These two custom scripts are designed for the analysis of data generated through ONT direct RNA sequencing.
The first script, script1.sh, processes reads stored in FASTQ files using a provided reference transcript file. The script must be executed in a directory containing only the relevant input files. The run command is as follows:
./script1.sh transcript_file.fasta
This script requires the following tools:
NanoPlot for quality control (https://github.com/wdecoster/NanoPlot) minimap2 for read alignment (https://github.com/lh3/minimap2) samtools for SAM/BAM file processing (https://github.com/samtools/samtools) NanoCount for transcript quantification (https://github.com/a-slide/NanoCount)

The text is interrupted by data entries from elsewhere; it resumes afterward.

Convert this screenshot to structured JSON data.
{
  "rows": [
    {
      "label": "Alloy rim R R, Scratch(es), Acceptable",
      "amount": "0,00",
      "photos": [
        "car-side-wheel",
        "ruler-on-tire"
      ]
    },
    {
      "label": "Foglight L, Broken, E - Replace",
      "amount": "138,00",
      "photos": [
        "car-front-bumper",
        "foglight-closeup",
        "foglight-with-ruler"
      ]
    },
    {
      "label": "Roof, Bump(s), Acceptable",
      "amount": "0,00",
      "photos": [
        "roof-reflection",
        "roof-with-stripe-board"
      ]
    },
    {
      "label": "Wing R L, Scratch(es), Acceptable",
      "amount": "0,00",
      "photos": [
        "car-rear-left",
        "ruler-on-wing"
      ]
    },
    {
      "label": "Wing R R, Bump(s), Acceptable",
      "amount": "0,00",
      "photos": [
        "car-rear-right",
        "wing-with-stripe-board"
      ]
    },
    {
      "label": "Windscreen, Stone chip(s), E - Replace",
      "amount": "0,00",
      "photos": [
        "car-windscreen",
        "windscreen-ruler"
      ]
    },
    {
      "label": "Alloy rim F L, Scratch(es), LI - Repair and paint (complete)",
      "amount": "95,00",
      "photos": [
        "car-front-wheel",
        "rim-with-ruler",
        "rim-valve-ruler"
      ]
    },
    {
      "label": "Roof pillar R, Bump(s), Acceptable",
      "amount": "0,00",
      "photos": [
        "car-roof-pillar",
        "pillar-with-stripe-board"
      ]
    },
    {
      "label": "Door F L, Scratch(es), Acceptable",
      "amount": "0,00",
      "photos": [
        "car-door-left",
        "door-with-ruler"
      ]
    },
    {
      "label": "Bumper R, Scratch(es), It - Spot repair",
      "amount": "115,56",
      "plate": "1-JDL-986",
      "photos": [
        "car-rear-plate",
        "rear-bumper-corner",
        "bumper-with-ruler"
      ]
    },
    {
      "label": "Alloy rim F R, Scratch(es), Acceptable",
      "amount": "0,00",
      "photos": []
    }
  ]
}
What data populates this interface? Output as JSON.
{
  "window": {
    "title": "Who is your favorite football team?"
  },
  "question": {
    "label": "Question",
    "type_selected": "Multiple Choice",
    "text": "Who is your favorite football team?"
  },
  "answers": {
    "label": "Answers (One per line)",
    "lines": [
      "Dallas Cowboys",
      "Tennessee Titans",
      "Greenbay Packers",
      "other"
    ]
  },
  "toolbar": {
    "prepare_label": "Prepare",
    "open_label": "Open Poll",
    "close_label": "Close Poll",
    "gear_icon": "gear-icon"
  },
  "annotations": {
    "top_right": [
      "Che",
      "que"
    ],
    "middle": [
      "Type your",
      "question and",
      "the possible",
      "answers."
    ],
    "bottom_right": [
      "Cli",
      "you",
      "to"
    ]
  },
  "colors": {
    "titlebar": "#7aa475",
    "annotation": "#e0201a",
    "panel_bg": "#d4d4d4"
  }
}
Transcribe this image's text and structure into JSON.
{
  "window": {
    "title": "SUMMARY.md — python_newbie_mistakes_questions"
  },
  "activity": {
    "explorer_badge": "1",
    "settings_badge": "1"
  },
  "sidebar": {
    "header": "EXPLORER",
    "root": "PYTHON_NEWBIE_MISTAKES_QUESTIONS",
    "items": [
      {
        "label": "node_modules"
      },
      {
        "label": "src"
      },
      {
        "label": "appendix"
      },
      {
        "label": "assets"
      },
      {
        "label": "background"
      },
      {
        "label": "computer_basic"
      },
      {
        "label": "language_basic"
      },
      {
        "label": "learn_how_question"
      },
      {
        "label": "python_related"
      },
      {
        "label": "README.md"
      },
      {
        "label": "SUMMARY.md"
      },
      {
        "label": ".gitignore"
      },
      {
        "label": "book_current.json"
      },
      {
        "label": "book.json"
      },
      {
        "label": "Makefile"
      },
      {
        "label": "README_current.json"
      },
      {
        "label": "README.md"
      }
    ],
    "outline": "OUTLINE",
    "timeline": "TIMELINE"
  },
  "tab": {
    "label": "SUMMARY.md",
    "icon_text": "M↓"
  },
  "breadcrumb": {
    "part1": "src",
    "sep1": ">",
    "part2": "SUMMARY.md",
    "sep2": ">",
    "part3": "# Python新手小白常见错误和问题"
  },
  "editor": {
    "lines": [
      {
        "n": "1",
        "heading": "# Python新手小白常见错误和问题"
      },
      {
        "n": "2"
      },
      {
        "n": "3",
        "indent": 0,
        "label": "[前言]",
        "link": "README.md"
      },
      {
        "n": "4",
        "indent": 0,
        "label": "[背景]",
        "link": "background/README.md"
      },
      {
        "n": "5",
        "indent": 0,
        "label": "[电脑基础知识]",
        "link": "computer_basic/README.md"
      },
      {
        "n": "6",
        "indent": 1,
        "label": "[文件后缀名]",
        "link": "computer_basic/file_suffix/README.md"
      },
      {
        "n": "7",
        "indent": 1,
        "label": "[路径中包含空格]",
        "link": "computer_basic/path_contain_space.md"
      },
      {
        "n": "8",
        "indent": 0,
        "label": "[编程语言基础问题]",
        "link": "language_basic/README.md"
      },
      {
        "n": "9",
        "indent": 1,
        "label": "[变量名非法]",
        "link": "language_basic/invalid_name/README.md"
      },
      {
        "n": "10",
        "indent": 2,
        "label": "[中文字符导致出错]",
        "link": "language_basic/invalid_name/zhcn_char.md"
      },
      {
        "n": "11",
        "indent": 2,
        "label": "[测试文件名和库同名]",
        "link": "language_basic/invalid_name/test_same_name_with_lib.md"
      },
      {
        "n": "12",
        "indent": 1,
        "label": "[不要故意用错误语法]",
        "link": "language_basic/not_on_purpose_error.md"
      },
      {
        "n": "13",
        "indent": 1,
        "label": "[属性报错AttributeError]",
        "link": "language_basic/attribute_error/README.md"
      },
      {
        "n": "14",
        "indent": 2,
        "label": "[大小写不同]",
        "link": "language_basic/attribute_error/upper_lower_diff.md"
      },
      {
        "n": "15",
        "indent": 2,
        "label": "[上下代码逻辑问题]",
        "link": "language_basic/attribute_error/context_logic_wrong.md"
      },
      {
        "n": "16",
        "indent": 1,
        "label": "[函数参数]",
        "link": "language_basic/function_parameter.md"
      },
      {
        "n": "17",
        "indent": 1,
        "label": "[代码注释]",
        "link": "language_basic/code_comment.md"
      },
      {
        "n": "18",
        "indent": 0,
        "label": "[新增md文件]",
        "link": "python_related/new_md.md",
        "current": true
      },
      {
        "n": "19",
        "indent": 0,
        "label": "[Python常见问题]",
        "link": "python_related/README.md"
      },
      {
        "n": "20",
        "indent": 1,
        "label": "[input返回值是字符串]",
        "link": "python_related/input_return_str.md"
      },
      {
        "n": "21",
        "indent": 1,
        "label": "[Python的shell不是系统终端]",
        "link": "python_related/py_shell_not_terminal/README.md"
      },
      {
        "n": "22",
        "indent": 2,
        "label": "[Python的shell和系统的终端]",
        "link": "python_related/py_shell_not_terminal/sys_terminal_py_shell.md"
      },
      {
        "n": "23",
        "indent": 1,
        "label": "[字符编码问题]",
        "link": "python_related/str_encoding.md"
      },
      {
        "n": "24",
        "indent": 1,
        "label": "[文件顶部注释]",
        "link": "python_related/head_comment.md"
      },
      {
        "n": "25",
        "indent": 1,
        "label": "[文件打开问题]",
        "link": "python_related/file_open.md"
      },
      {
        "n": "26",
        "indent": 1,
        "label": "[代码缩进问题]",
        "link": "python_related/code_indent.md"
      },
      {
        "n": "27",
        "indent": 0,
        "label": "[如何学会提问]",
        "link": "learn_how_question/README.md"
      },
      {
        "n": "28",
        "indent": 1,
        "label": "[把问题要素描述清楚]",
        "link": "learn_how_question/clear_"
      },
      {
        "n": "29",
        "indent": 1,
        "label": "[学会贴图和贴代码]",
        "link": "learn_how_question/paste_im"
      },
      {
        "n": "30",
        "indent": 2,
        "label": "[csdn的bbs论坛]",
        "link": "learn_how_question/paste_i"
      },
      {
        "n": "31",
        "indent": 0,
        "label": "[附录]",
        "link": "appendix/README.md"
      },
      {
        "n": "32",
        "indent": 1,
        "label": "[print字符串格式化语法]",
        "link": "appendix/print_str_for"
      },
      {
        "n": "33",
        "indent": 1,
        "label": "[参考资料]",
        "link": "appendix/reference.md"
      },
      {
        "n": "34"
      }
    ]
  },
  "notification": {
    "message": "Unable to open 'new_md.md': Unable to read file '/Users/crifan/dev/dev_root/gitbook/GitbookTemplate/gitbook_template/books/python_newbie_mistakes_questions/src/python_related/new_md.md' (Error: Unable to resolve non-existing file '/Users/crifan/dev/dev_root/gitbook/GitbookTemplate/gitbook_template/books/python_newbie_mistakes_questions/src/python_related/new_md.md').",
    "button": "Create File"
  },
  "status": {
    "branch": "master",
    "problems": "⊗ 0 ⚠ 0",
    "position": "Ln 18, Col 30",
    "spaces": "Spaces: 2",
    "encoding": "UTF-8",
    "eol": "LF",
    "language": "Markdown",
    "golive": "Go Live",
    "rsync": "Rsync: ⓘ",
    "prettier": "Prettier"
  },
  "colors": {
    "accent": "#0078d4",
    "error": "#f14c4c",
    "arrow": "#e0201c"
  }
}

Read Alignment: Reads are aligned to the reference transcripts using minimap2. File Conversion: The resulting SAM file is converted into a sorted and indexed BAM file using samtools. Transcript Quantification: The alignment is analyzed with NanoCount, which counts transcripts and identifies genes through a series of bash commands. Quality Control: NanoPlot automatically assesses the quality of each read file; however, no quality threshold is applied, and all reads are included in the analysis.
The script produces a results table named Results.csv with the following columns:
Column 1: Name of the read file Column 2: Number of identified transcripts Column 3: Number of identified genes
The second script, script2.sh, compares transcript data between two user-provided files generated by script1.sh with the .gene.txt extension. The run command is as follows:
./script2.sh groupA.gene.txt groupB.gene.txt
This script generates three output files:
Transcripts unique to the first group (groupA). Transcripts unique to the second group (groupB). Transcripts common to both groups.
Currently, both scripts are designed to work exclusively with reference transcript files downloaded from FlyBase.